Moreover, even sans all this nonsense, and under the best of circumstances, it is a well-known fact of clinical psychology that new therapy techniques and approaches often follow a path of diminishing returns. Interventions that appear (and perhaps are) powerful at first, lose steam after a time. Perhaps this happens because the early novelty, and the excitement it generates, wear off. Perhaps ‘second wave’ practitioners are less excited or talented than the pioneers, and ‘second wave’ clients are less expectantly optimistic about the technique (expectations of change in therapy are good predictors of actual change). Perhaps it takes time for the weaknesses to appear or be reported accurately.

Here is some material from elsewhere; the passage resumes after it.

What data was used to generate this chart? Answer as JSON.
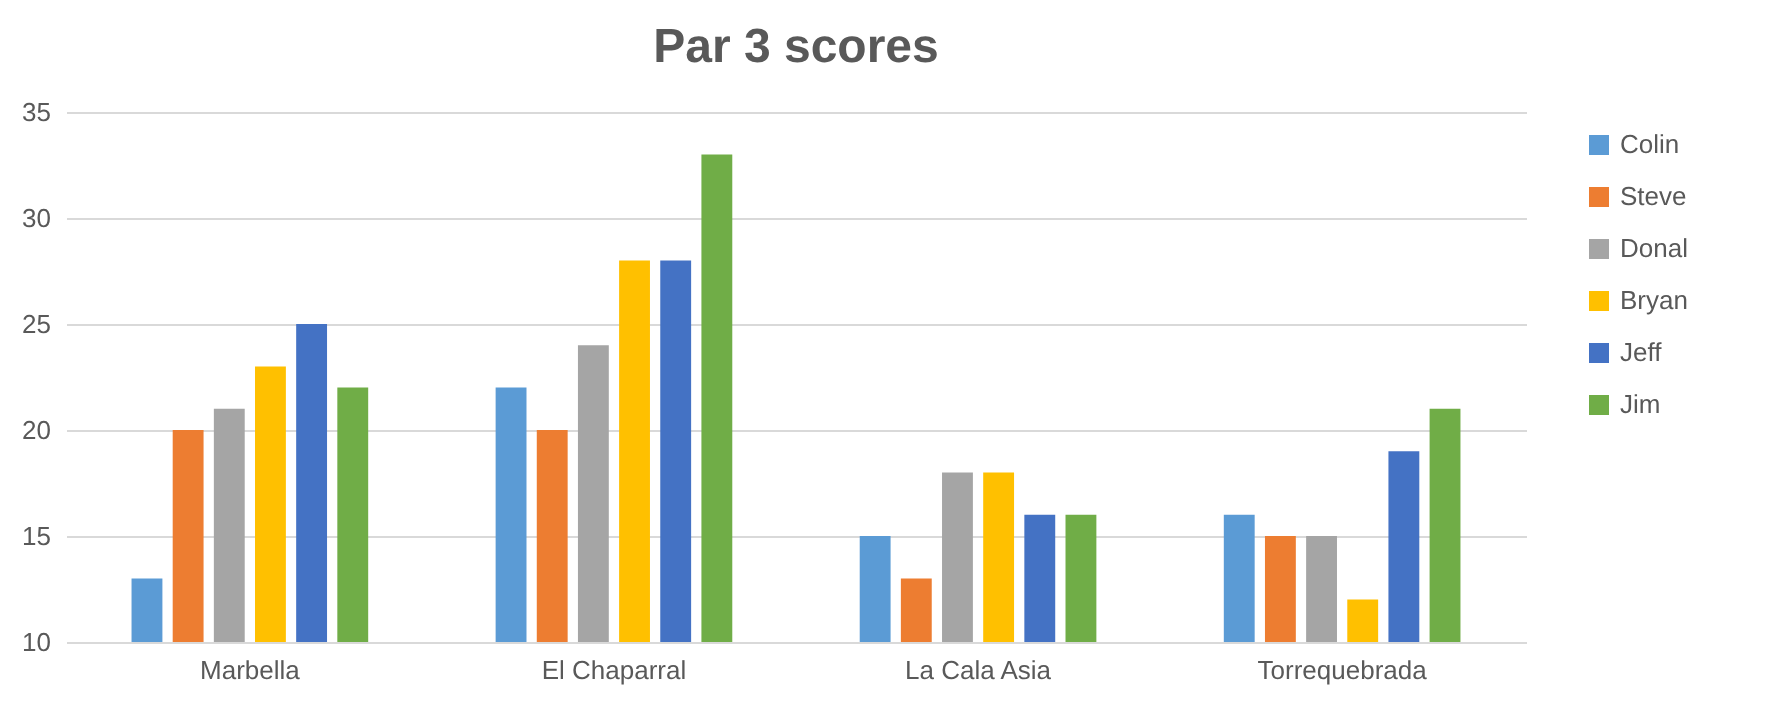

Either way, it appears that the early promise of mindfulness as a tool of therapy is ripe for some reckoning. At the least, more and better data are needed if we are to flesh out the actual uses and benefits of this technique. This does not mean that therapists need to abandon the use of mindfulness with their clients. Mindfulness is inexpensive to learn and practice. The risks and negative side effects are low, and the potential benefits to some clients appear quite substantial. Still, therapists need to be transparent and humble as they discuss the technique, review its potential benefits and limitations (including the limitations of the science), and explore with each client whether using it is indicated and whether it’s helping. Therapists (and clients) will do well to hear the sales pitch without feeling compelled to buy anything, and without assuming that what's on sale is inherently valuable.

In other words, when it comes to mindfulness, we are all well advised to be mindful.